Single-tailed test : This is appropriate is you expect or are interested in an effect in a particular direction. You only expect a decrease (improvement) associated with your intervention so a single-tailed test would be appropriate.

Secular trend : If you expect your indicator to also go down in the control area then a two-sample test is required. The risk is that the prevalence of stigma drops to 80% in both areas and you see this in the intervention area and ascribe the change to the intervention when it would have happend anyway.
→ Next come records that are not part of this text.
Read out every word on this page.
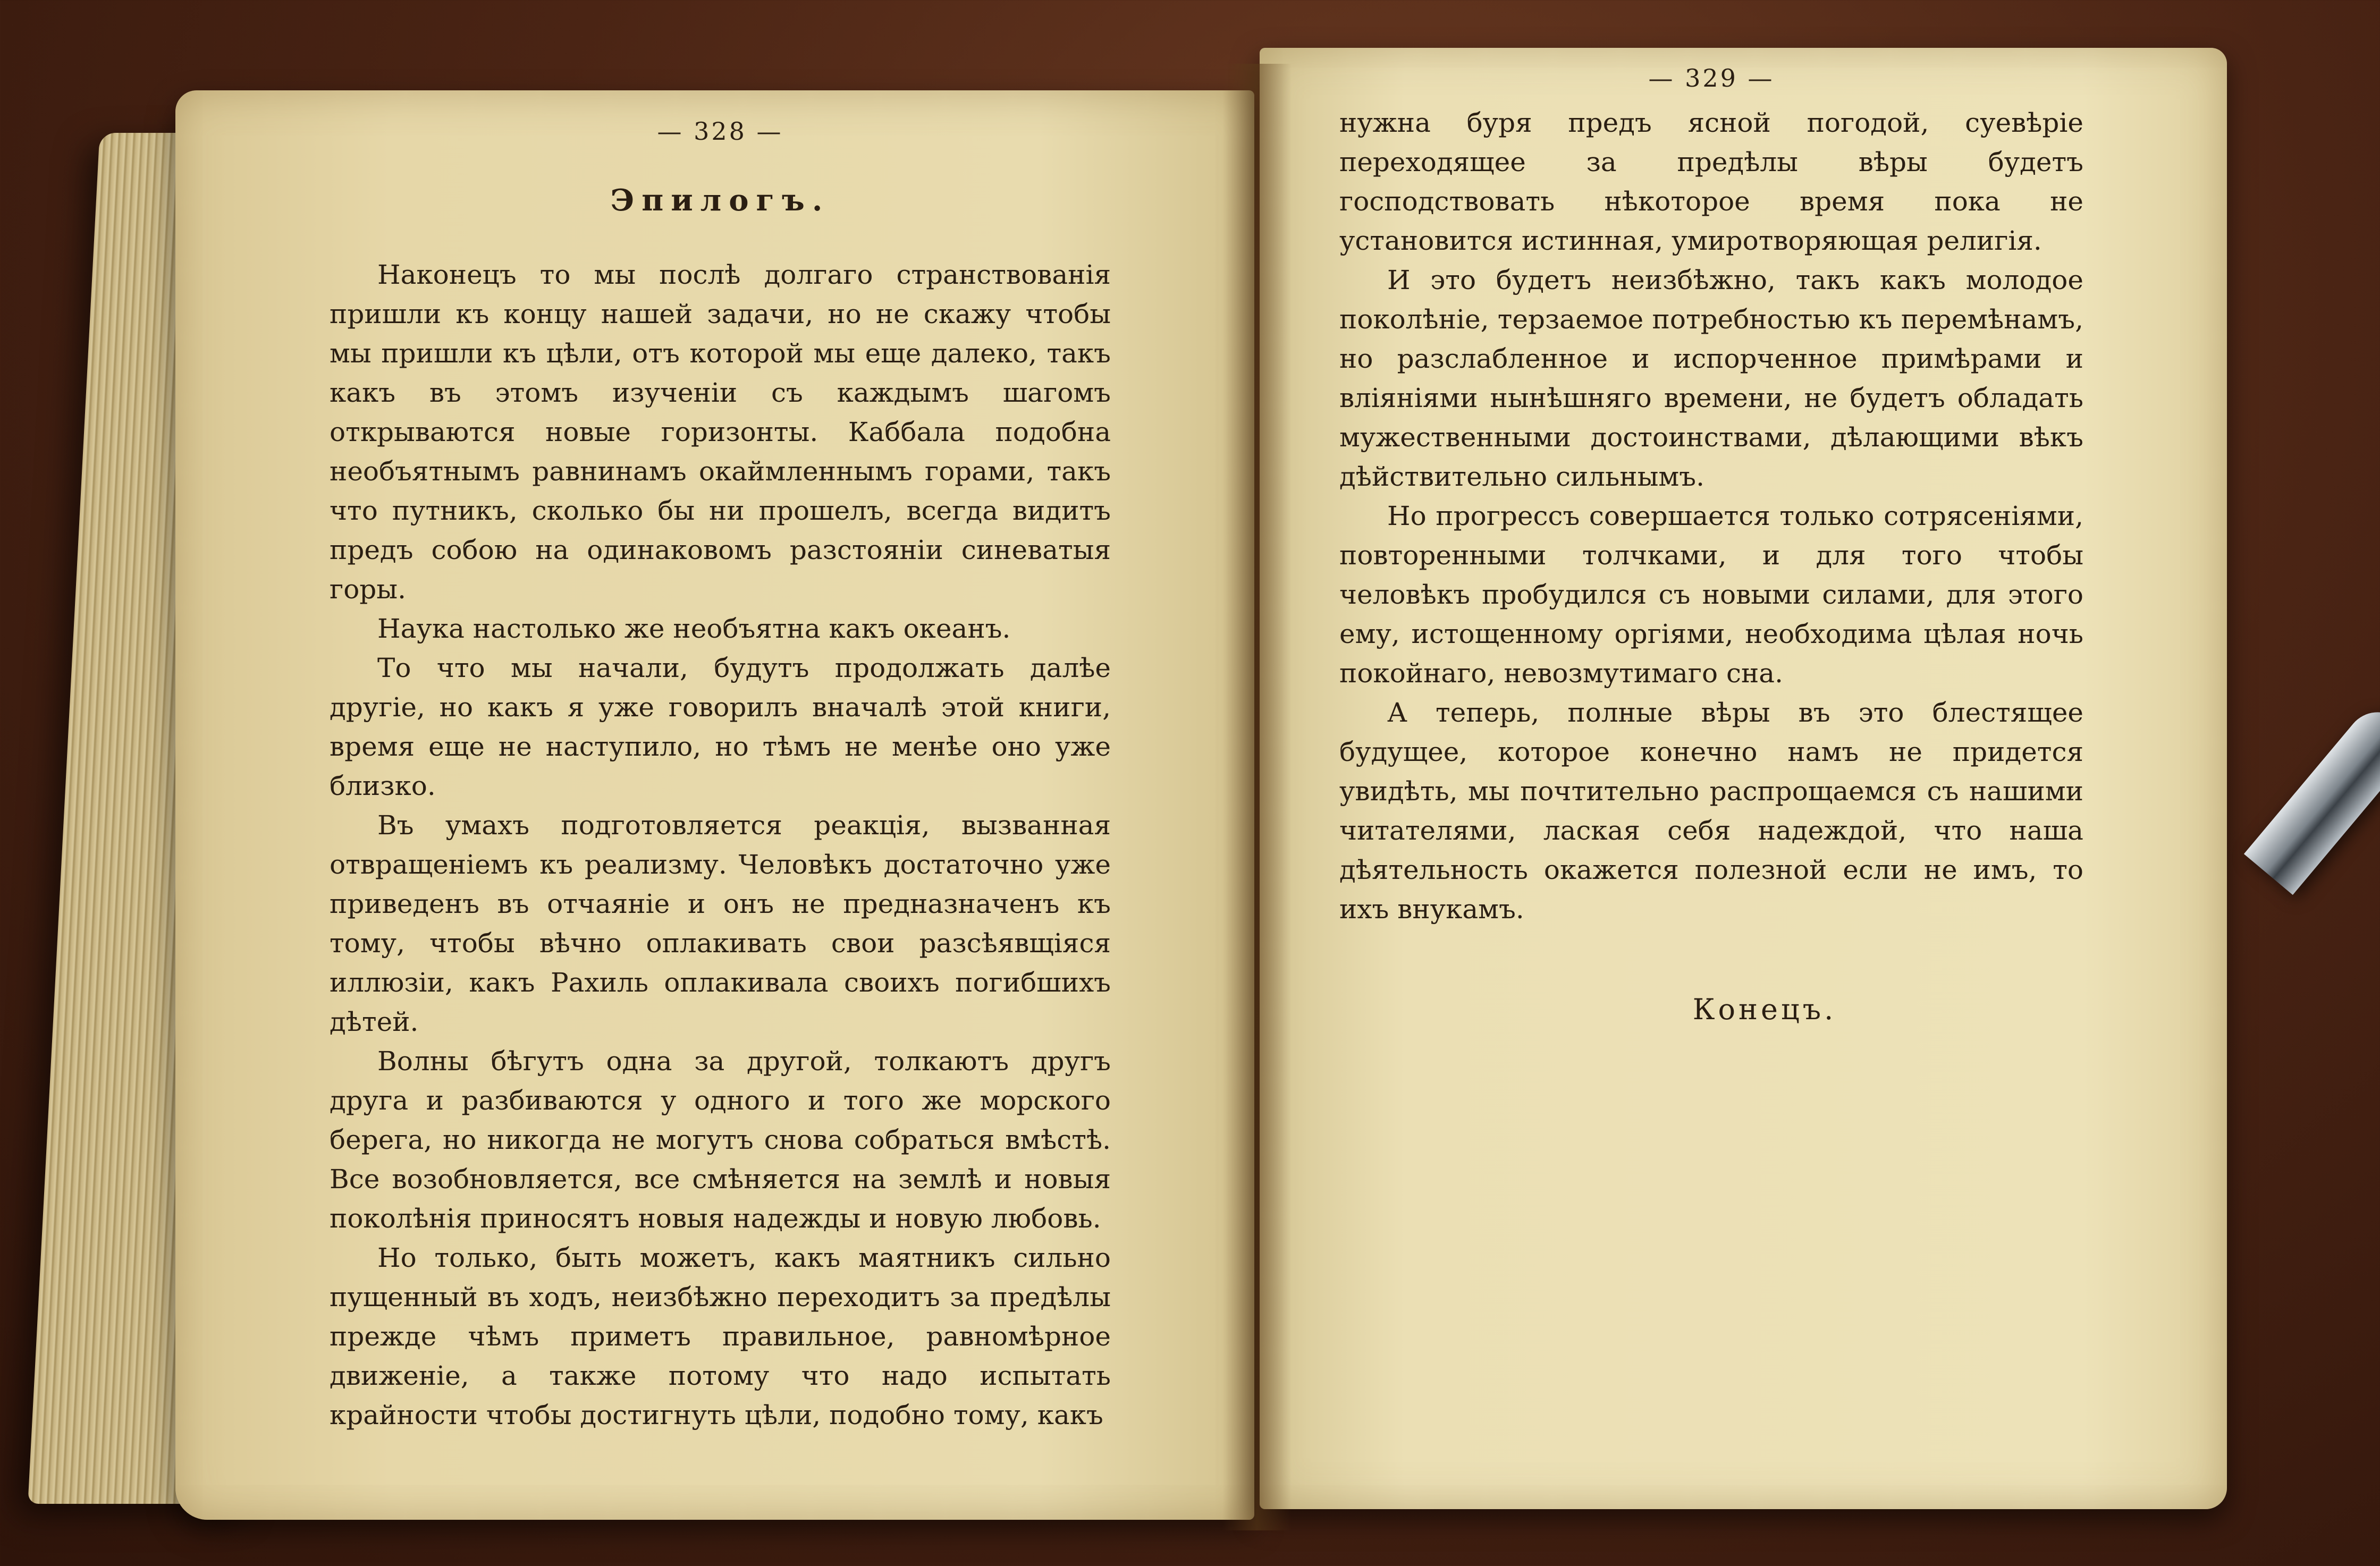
— 328 —
Эпилогъ.

Наконецъ то мы послѣ долгаго странствованія пришли къ концу нашей задачи, но не скажу чтобы мы пришли къ цѣли, отъ которой мы еще далеко, такъ какъ въ этомъ изученіи съ каждымъ шагомъ открываются новые горизонты. Каббала подобна необъятнымъ равнинамъ окаймленнымъ горами, такъ что путникъ, сколько бы ни прошелъ, всегда видитъ предъ собою на одинаковомъ разстояніи синеватыя горы.

Наука настолько же необъятна какъ океанъ.

То что мы начали, будутъ продолжать далѣе другіе, но какъ я уже говорилъ вначалѣ этой книги, время еще не наступило, но тѣмъ не менѣе оно уже близко.

Въ умахъ подготовляется реакція, вызванная отвращеніемъ къ реализму. Человѣкъ достаточно уже приведенъ въ отчаяніе и онъ не предназначенъ къ тому, чтобы вѣчно оплакивать свои разсѣявщіяся иллюзіи, какъ Рахиль оплакивала своихъ погибшихъ дѣтей.

Волны бѣгутъ одна за другой, толкаютъ другъ друга и разбиваются у одного и того же морского берега, но никогда не могутъ снова собраться вмѣстѣ. Все возобновляется, все смѣняется на землѣ и новыя поколѣнія приносятъ новыя надежды и новую любовь.

Но только, быть можетъ, какъ маятникъ сильно пущенный въ ходъ, неизбѣжно переходитъ за предѣлы прежде чѣмъ приметъ правильное, равномѣрное движеніе, а также потому что надо испытать крайности чтобы достигнуть цѣли, подобно тому, какъ

— 329 —

нужна буря предъ ясной погодой, суевѣріе переходящее за предѣлы вѣры будетъ господствовать нѣкоторое время пока не установится истинная, умиротворяющая религія.

И это будетъ неизбѣжно, такъ какъ молодое поколѣніе, терзаемое потребностью къ перемѣнамъ, но разслабленное и испорченное примѣрами и вліяніями нынѣшняго времени, не будетъ обладать мужественными достоинствами, дѣлающими вѣкъ дѣйствительно сильнымъ.

Но прогрессъ совершается только сотрясеніями, повторенными толчками, и для того чтобы человѣкъ пробудился съ новыми силами, для этого ему, истощенному оргіями, необходима цѣлая ночь покойнаго, невозмутимаго сна.

А теперь, полные вѣры въ это блестящее будущее, которое конечно намъ не придется увидѣть, мы почтительно распрощаемся съ нашими читателями, лаская себя надеждой, что наша дѣятельность окажется полезной если не имъ, то ихъ внукамъ.

Конецъ.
Bleed : One bias that you need to look out for is "bleed". this is where the effect of an intervention (particularly and information-based intervention) bleeds over into the non-intervention area. When this happens you will see a smaller (or no) effect as the intervention is present in both areas. This is a particular problem with mass-media campaigns.

Numbers of clusters : There are no (AFAIK) formal ways of getting at the exact number of clusters required since variance loss is influenced by the underlying clumpiness of a variable, the number of clusters, the sample design used in clusters, and other things. The general rule is to take as many small clusters as is feasible. I tend to use a map-segment-sample method for sampling within clusters. The methods in the latest SMART material are useful. The main idea is to try not to lose sampling variation so try to sample from all over the cluster.

Arithmetic : Yes. 24 * 12 is 288!

Statistical tests vs. CIs : Any approach that (e.g.) has a null value (90%) and then estimates a value and states that if the 95% CI does not include the null value then we have made a difference is doing a statistical test. Sample size and power issues are still there as I can have a small sample size with a wide CI that will seldon exclude the null value (lots of fall negatives) or a large sample size that gives lots of false positives even when there is very little effect. The estimation approach is preferred because it gives an effect size (how big a difference) rather than a p-value which reflect sample sise and effect size (in very large samples almost any difference will have p < 0.05)

Are we getting there?

### Mark Myatt

Consultant Epideomiologist

Frequent user

27 May 2014, 07:50

The point I was trying to make is that the two approaches are equivalent to each other. The only difference between them is the mechanics of the testing. With two surveys you will still want to ask whether the two prevalences differ from each other and you will then fall back on a significance test and that is where we started from.

Best, IMO, to decide what is the smallest effect worth detecting and then calculate the sample size sufficient to detect that with acceptable levels of error. The sample size calculation (and the sample size required) for either approach will be the same.